SASE is an emerging offering combining comprehensive wide area network (WAN) capabilities with comprehensive network security functions such as secure web gateways (SWG), cloud access security broker (CASB), firewalls as a service (FWaaS), and zero-trust network access (ZTNA), to support the dynamic secure access needs for digital transformation.

Thus, the benefits of SASE include reduced latency as this security solution at the edge enables requests for service to be authenticated at or near the point of access. For this reason, poor voice and video quality associated with Multiprotocol Label Switching (MPLS) traffic backhaul can be alleviated.

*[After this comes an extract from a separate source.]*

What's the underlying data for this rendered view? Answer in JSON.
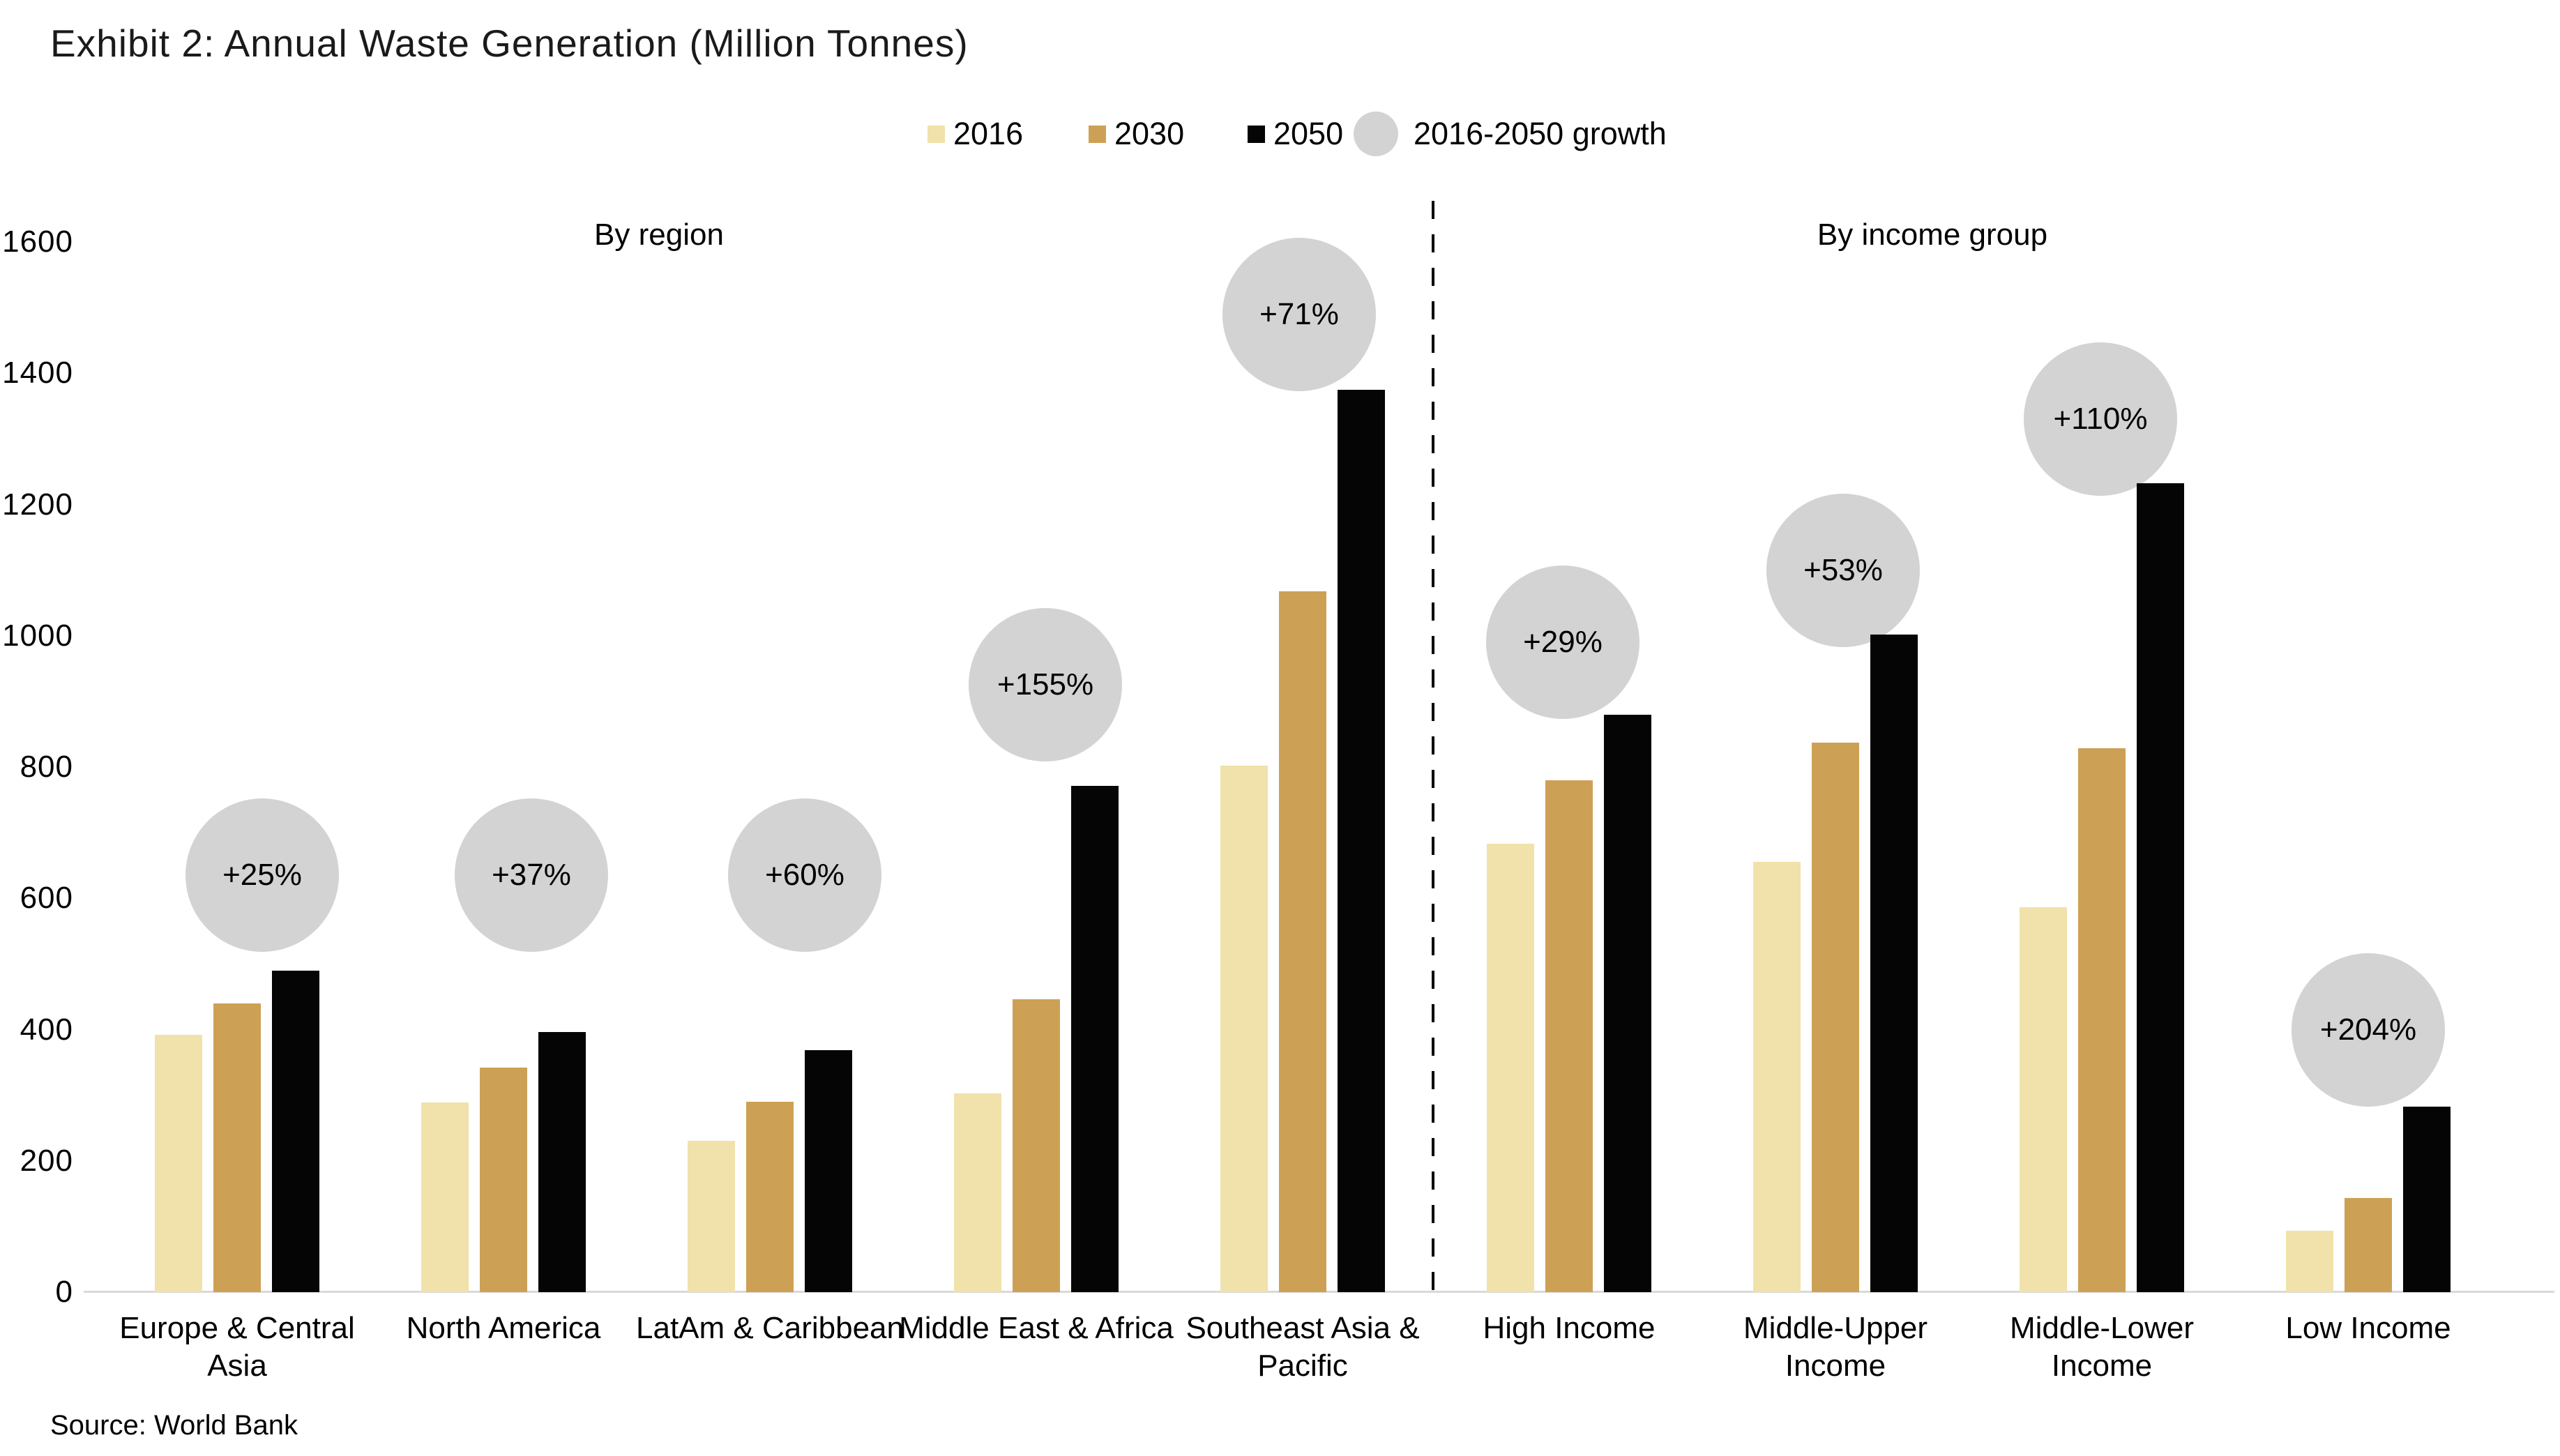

Secondly, by harnessing the cloud, organizations can reduce their carrier-provided private MPLS network costs. These costs can be cut by using a secure cloud interconnection exchange that consolidates hybrid and multi-cloud access at the edges of an enterprise network.

As edge computing expands its coverage, the edge security requirement heightens as well. Other important aspects involved in edge security are securing access to edge compute resources via encrypted tunnels, firewall, and access control; employing proactive threat detection technologies to identify potential issues early; ensuring the applications being run are not compromised; and keeping the devices up-to-date to reduce potential attacks.

Edge: building trust for data

Security at the edge can be viewed as a daunting task. As it is certainly not a problem that can be escaped from, security and network monitoring can be implemented. Having secure solutions will allow enterprises and edge data center providers to address what’s wrong and build the trust needed. 

Whether data is in production, use, storage, or transit, protecting it is easier said than done. What sets apart security for data at the edge? First, as devices enter and exit the network, they must be trusted to participate in the data domain. Likewise, the data itself must be trusted as the data in motion will be more vulnerable as it wanders across networks.

Trust in devices and data must be established to protect systems from interference and unauthorized access. One approach that might work is keeping the data encrypted and putting the key outside the network. Thereby, the data remains safe, even when the network is intercepted.

As artificial intelligence (AI) and other emerging technologies play unprecedented roles in society, malicious actors should be prevented from messing around with the data. Otherwise, it may cause grievous problems, and in the worst-case scenario, loss of lives. 

Maximizing the real-time processing at the edge, machines and humans alike can act to remedy threats before they grow and work in parallel to guarantee confidence when it comes to handling and evaluating data.